I then went to the Settings pane for the dataset and turned off the “Keep your Direct Lake data up to date” property:
I then ran the dataflow again and this time the Profiler trace showed that no automatic refresh took place; the new row was not shown in the report either. Manually refreshing the dataset from the workspace did result in the new row appearing in the report:
Next, I used a Notebook to delete all the rows from the table:
At this point the report still showed the three rows displayed in the previous screenshot. Finally, I refreshed the dataset one more time and all the data disappeared from the report:
It’s important to stress that the reason that the refresh is needed to show the latest data in the table is not because the data is being loaded into the dataset. It’s because, as the docs say, refresh tells the dataset to look at the latest version of the data in the table – which leads on to the whole topic of time travel in Delta tables in Fabric. Dennes Torres has a nice blog post on this subject here which is a great place to start.
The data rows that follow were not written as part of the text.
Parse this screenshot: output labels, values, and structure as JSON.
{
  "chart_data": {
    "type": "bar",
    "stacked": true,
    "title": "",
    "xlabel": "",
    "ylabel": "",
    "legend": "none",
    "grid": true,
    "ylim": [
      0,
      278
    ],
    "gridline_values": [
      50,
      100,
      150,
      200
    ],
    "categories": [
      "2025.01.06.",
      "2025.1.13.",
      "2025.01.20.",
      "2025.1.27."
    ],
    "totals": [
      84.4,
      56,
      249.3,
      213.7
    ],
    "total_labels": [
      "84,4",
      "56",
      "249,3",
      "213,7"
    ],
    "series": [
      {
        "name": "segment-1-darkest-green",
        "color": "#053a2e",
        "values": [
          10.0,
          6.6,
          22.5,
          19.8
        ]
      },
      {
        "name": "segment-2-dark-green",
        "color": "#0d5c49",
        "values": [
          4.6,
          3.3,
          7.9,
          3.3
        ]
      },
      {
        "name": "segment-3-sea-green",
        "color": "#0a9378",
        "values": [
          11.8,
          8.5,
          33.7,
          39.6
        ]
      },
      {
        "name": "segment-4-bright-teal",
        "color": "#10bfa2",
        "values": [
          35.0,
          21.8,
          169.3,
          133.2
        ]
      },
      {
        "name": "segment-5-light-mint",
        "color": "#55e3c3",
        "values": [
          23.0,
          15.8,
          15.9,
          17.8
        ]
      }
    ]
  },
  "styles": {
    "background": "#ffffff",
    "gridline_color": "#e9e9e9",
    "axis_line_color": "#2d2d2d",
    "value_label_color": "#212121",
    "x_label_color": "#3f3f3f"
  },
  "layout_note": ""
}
Why would you ever want to refresh a Direct Lake dataset manually? Again, the docs have the answer:
You may want to disable [refresh] if, for example, you need to allow completion of data preparation jobs before exposing any new data to consumers of the dataset.
So, let’s say you need to load some new data to your table and also delete or update some data that’s already there and this needs to be done as several separate jobs. It’s very likely that you don’t want your Power BI reports to show any of the new data until all of these jobs have been completed, so to do this you will want to disable automatic refresh and do a manual dataset refresh as the last step of your ETL.